When one manager quits, another is left to pick up the slack, which could further frustrate him and potentially lead him to quit. This could lead to the departure of their workers, who are left without adequate management that can hire for unfilled positions, which makes the job of the remaining manager difficult. In addition, the shortages could force companies to promote or hire people for those positions who are not qualified, further exacerbating the situation.
“There’s this difficulty we see in matching potential hires with roles that fit, and it’s managers who are primarily responsible for making those matches,” said Luke Pardue, an economist at Gusto. “So when they leave and the knowledge they have about the business and these roles goes away with them, we’re likely to see this struggle to find good matches continue and the number of vacancies will increase.”
In other words, leaving the board could make the Great Resignation worse.
It is also not attractive to potential job candidates not to know who will be their boss. As Fuller, a professor at Harvard Business School, said, “Would a baseball player sign with a team where you don’t know who the manager is going to be?”
That uncertainty is not attractive to candidates with options. “For all I know, they’re going to hire the biggest jerk on two legs,” Fuller said.

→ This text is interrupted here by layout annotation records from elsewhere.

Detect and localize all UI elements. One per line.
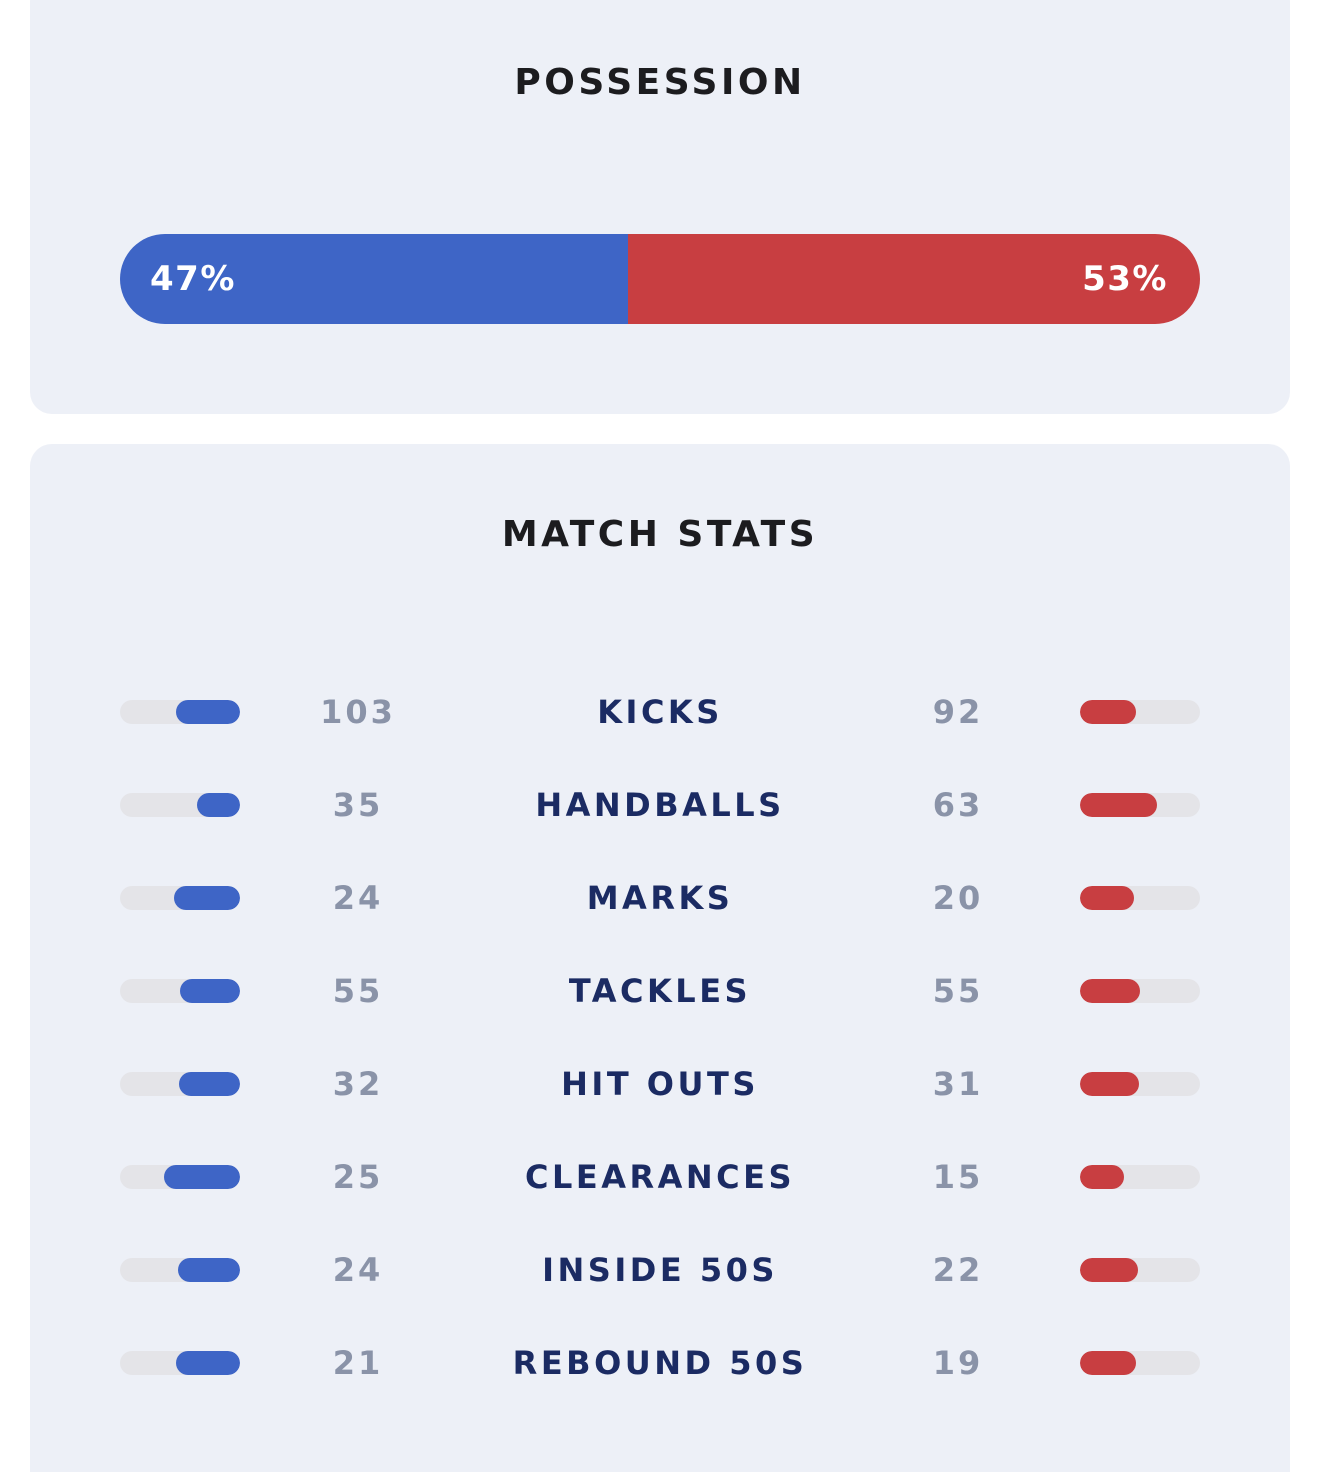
away-stat-bar — [1080, 886, 1200, 910]
stat-label: TACKLES — [568, 972, 752, 1010]
home-stat-bar — [120, 1165, 240, 1189]
away-stat-bar-fill — [1080, 1351, 1137, 1375]
home-stat-bar-fill — [164, 1165, 240, 1189]
home-stat-bar — [120, 1072, 240, 1096]
away-stat-bar-fill — [1080, 886, 1134, 910]
away-stat-value: 92 — [932, 693, 984, 731]
away-stat-bar — [1080, 979, 1200, 1003]
stat-label: INSIDE 50S — [542, 1251, 778, 1289]
home-stat-bar — [120, 1351, 240, 1375]
home-stat-bar-fill — [196, 793, 240, 817]
home-stat-bar — [120, 700, 240, 724]
away-stat-bar-fill — [1080, 1072, 1139, 1096]
stat-row: 21 REBOUND 50S 19 — [30, 1335, 1290, 1391]
home-stat-value: 55 — [332, 972, 384, 1010]
away-stat-bar — [1080, 1351, 1200, 1375]
stat-row: 103 KICKS 92 — [30, 684, 1290, 740]
stat-label: HIT OUTS — [561, 1065, 759, 1103]
away-stat-value: 22 — [932, 1251, 984, 1289]
away-stat-value: 63 — [932, 786, 984, 824]
home-stat-bar-fill — [180, 979, 240, 1003]
possession-home-segment: 47% — [120, 234, 628, 324]
home-stat-bar-fill — [177, 1258, 240, 1282]
possession-card: POSSESSION 47% 53% — [30, 0, 1290, 414]
away-stat-bar — [1080, 1258, 1200, 1282]
home-stat-value: 103 — [320, 693, 396, 731]
away-stat-bar-fill — [1080, 1258, 1138, 1282]
home-stat-bar-fill — [174, 886, 240, 910]
home-stat-bar — [120, 886, 240, 910]
away-stat-bar — [1080, 1165, 1200, 1189]
match-stats-card: MATCH STATS 103 KICKS 92 35 HANDBALLS 63 24 MAR… — [30, 444, 1290, 1472]
stat-label: KICKS — [597, 693, 723, 731]
home-stat-value: 24 — [332, 879, 384, 917]
home-stat-bar — [120, 1258, 240, 1282]
home-stat-value: 24 — [332, 1251, 384, 1289]
home-stat-bar — [120, 979, 240, 1003]
away-stat-bar-fill — [1080, 700, 1137, 724]
home-stat-bar — [120, 793, 240, 817]
home-stat-value: 25 — [332, 1158, 384, 1196]
possession-away-label: 53% — [1082, 259, 1168, 299]
home-stat-value: 35 — [332, 786, 384, 824]
stat-label: REBOUND 50S — [512, 1344, 808, 1382]
away-stat-value: 31 — [932, 1065, 984, 1103]
stat-label: MARKS — [586, 879, 734, 917]
home-stat-bar-fill — [176, 700, 240, 724]
away-stat-bar — [1080, 1072, 1200, 1096]
possession-away-segment: 53% — [627, 234, 1200, 324]
home-stat-bar-fill — [176, 1351, 240, 1375]
away-stat-bar — [1080, 700, 1200, 724]
stat-row: 32 HIT OUTS 31 — [30, 1056, 1290, 1112]
stat-row: 24 MARKS 20 — [30, 870, 1290, 926]
stat-row: 24 INSIDE 50S 22 — [30, 1242, 1290, 1298]
away-stat-value: 55 — [932, 972, 984, 1010]
possession-bar: 47% 53% — [120, 234, 1200, 324]
stat-row: 35 HANDBALLS 63 — [30, 777, 1290, 833]
away-stat-bar-fill — [1080, 793, 1157, 817]
match-stats-title: MATCH STATS — [501, 514, 819, 555]
possession-home-label: 47% — [150, 259, 236, 299]
home-stat-bar-fill — [178, 1072, 240, 1096]
away-stat-value: 19 — [932, 1344, 984, 1382]
home-stat-value: 32 — [332, 1065, 384, 1103]
possession-title: POSSESSION — [514, 62, 806, 103]
home-stat-value: 21 — [332, 1344, 384, 1382]
stat-row: 25 CLEARANCES 15 — [30, 1149, 1290, 1205]
away-stat-bar-fill — [1080, 1165, 1125, 1189]
away-stat-value: 20 — [932, 879, 984, 917]
away-stat-bar-fill — [1080, 979, 1140, 1003]
stat-label: CLEARANCES — [524, 1158, 796, 1196]
stat-row: 55 TACKLES 55 — [30, 963, 1290, 1019]
stat-label: HANDBALLS — [535, 786, 785, 824]
away-stat-value: 15 — [932, 1158, 984, 1196]
away-stat-bar — [1080, 793, 1200, 817]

Of course, what economic decline so for all this is unclear for now. People, of course, do not necessarily make life decisions based on the coming recession, but tend to act as if the current situation is a predictor of the future.
What we do know is that managers are an important part of the running of a company and require a range of nuanced skills such as real-time judgment and people skills that are difficult to discern on paper. And their ability to do so can have major effects on the company and employees alike.
At this point, the Great Resignation has gained so much momentum that it has become a force unto itself. What’s not clear is how long it will take to slow down significantly.